# Design How to Combine the data sources


In [15]:
import pandas as pd
import fma_modules.utils as fma_utils
import librosa


### Data Combining
we should have a data source with harmonized ids and meta for each audio file as well as labels 

In [44]:
class DataSource():
    '''Base class for datasource information
    Attributes:
        metadata_path:  the path to data csv files
        audio_path: the path to audio files
        columns: the defined list of columns to include in dataframe
    
    
    '''
    def __init__(self,metadata_path, audio_path):
        self.metadata_path = metadata_path 
        self.audio_path = audio_path
        self.columns = ['dataset',
                        'audio_path',
                        'label',
                        'fma_genre_top',
                        'fma_genres',
                        'fma_genres_all']
        return 
    
    def get_file_meta(self):
        '''Returns standardized /harmonized dataframe'''


        return 
    
    def get_audio_paths(self):
        '''Returns series of audio paths '''
        return

        
class FreeMusicArchive(DataSource):
    '''Specifics of Free Music Archive Data Source'''

    def __init__(self, metadata_path, audio_path):
        DataSource.__init__(self, metadata_path, audio_path)
        self.tracks = tracks =fma_utils.load(self.metadata_path + 'tracks.csv')

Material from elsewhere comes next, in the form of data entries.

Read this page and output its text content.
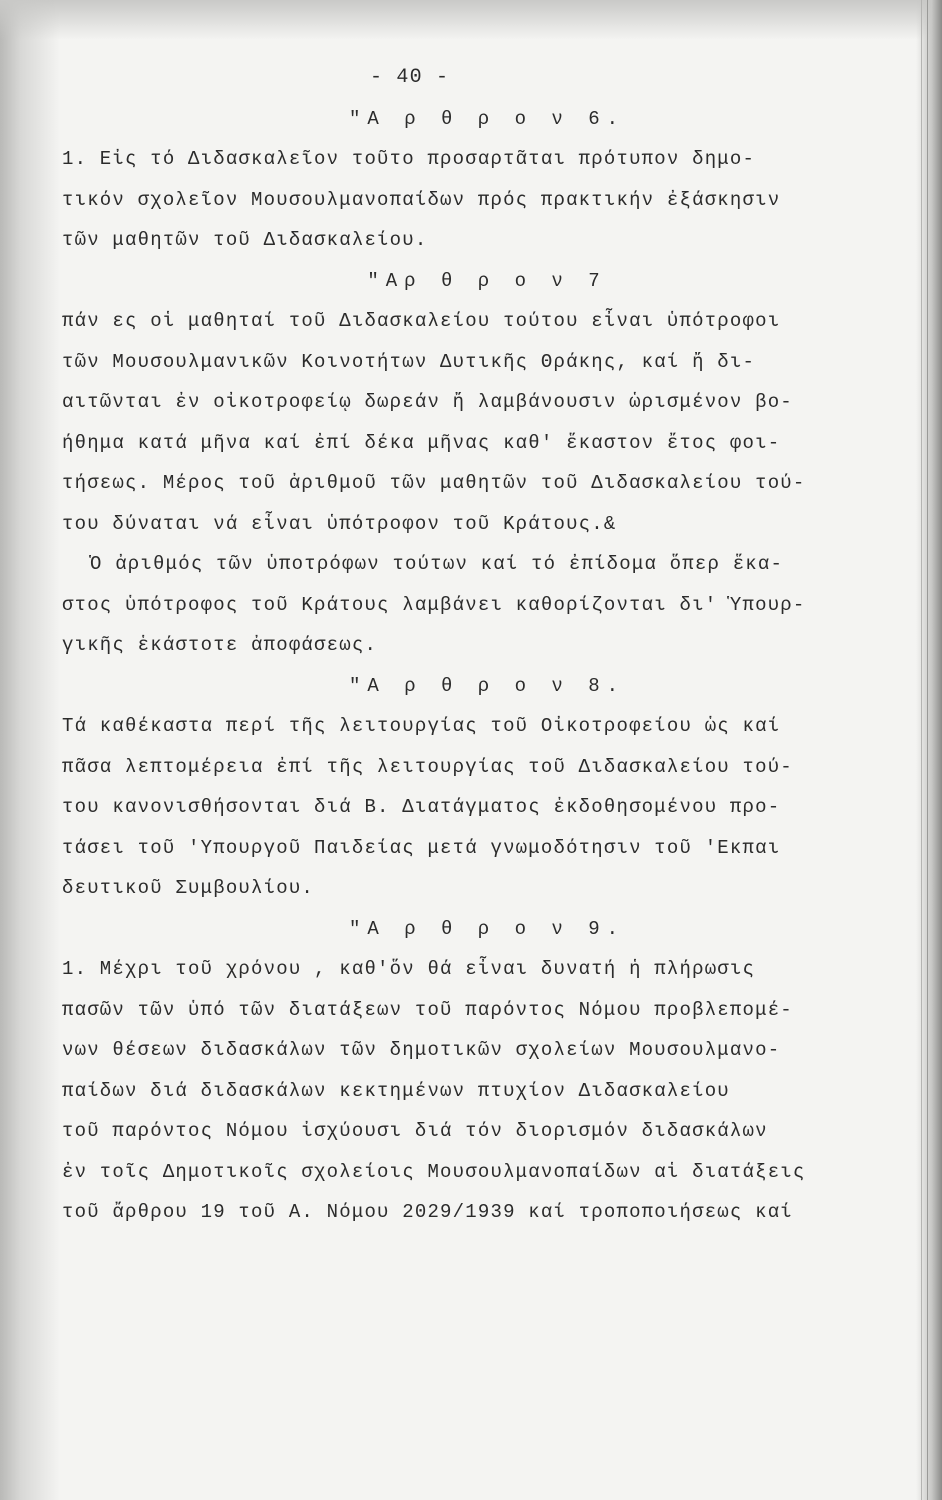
- 40 -
"Α ρ θ ρ ο ν 6.
1. Εἰς τό Διδασκαλεῖον τοῦτο προσαρτᾶται πρότυπον δημο-
τικόν σχολεῖον Μουσουλμανοπαίδων πρός πρακτικήν ἐξάσκησιν
τῶν μαθητῶν τοῦ Διδασκαλείου.
"Αρ θ ρ ο ν 7
πάν ες οἱ μαθηταί τοῦ Διδασκαλείου τούτου εἶναι ὑπότροφοι
τῶν Μουσουλμανικῶν Κοινοτήτων Δυτικῆς Θράκης, καί ἤ δι-
αιτῶνται ἐν οἰκοτροφείῳ δωρεάν ἤ λαμβάνουσιν ὡρισμένον βο-
ήθημα κατά μῆνα καί ἐπί δέκα μῆνας καθ' ἕκαστον ἔτος φοι-
τήσεως. Μέρος τοῦ ἀριθμοῦ τῶν μαθητῶν τοῦ Διδασκαλείου τού-
του δύναται νά εἶναι ὑπότροφον τοῦ Κράτους.&
Ὁ ἀριθμός τῶν ὑποτρόφων τούτων καί τό ἐπίδομα ὅπερ ἕκα-
στος ὑπότροφος τοῦ Κράτους λαμβάνει καθορίζονται δι' Ὑπουρ-
γικῆς ἑκάστοτε ἀποφάσεως.
"Α ρ θ ρ ο ν 8.
Τά καθέκαστα περί τῆς λειτουργίας τοῦ Οἰκοτροφείου ὡς καί
πᾶσα λεπτομέρεια ἐπί τῆς λειτουργίας τοῦ Διδασκαλείου τού-
του κανονισθήσονται διά Β. Διατάγματος ἐκδοθησομένου προ-
τάσει τοῦ 'Υπουργοῦ Παιδείας μετά γνωμοδότησιν τοῦ 'Εκπαι
δευτικοῦ Συμβουλίου.
"Α ρ θ ρ ο ν 9.
1. Μέχρι τοῦ χρόνου , καθ'ὅν θά εἶναι δυνατή ἡ πλήρωσις
πασῶν τῶν ὑπό τῶν διατάξεων τοῦ παρόντος Νόμου προβλεπομέ-
νων θέσεων διδασκάλων τῶν δημοτικῶν σχολείων Μουσουλμανο-
παίδων διά διδασκάλων κεκτημένων πτυχίον Διδασκαλείου
τοῦ παρόντος Νόμου ἰσχύουσι διά τόν διορισμόν διδασκάλων
ἐν τοῖς Δημοτικοῖς σχολείοις Μουσουλμανοπαίδων αἱ διατάξεις
τοῦ ἄρθρου 19 τοῦ Α. Νόμου 2029/1939 καί τροποποιήσεως καί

    def get_file_meta(self):
        track_meta = self.tracks['track']
        id_and_labels = (track_meta[['genre_top','genres','genres_all']]
                         .rename(columns={'genre_top': 'fma_genre_top',
                                          'genres': 'fma_genres',
                                          'genres_all': 'fma_genres_all'
                                          
                                          })
                         )
        id_and_labels['dataset']= 'fma'
        id_and_labels['audio_path'] = self.get_audio_paths()
        id_and_labels['label'] = id_and_labels['fma_genre_top']
        
        #lower case and replace '-'
        id_and_labels['label'] = id_and_labels['label'].str.lower()
        id_and_labels['label'] = id_and_labels['label'].str.replace('-', '')

        
        return id_and_labels[self.columns]
    
    def get_audio_paths(self):
        return (self.tracks.index
                    .to_series()
                    .map(lambda index: fma_utils.get_audio_path(self.audio_path, index))
                )


class GTZAN(DataSource):
    '''Specifics of GTZAN data source'''

    def __init__(self, metadata_path, audio_path):
        DataSource.__init__(self, metadata_path, audio_path)
        self.features_30_sec = pd.read_csv(metadata_path+ 'features_30_sec.csv')
        return
    def get_file_meta(self):      
        id_and_labels = self.features_30_sec[['filename','label']].reset_index()
        id_and_labels['track_id'] = id_and_labels['filename']

        id_and_labels['dataset']= 'gtzan'

        id_and_labels['audio_path'] = self.audio_path +'/'+ id_and_labels.label + '/' + id_and_labels.filename

        harmonized = id_and_labels.set_index('track_id')
        harmonized['fma_genre_top'] = 'n/a'
        harmonized['fma_genres'] = 'n/a'
        harmonized['fma_genres_all'] = 'n/a'
        
        #consolidate subgenres to match FMA genres 
        harmonized['label'] = harmonized['label'].replace('metal', 'rock')
        harmonized['label'] = harmonized['label'].replace('disco', 'soulrnb')        
        harmonized['label'] = harmonized['label'].replace('reggae', 'international')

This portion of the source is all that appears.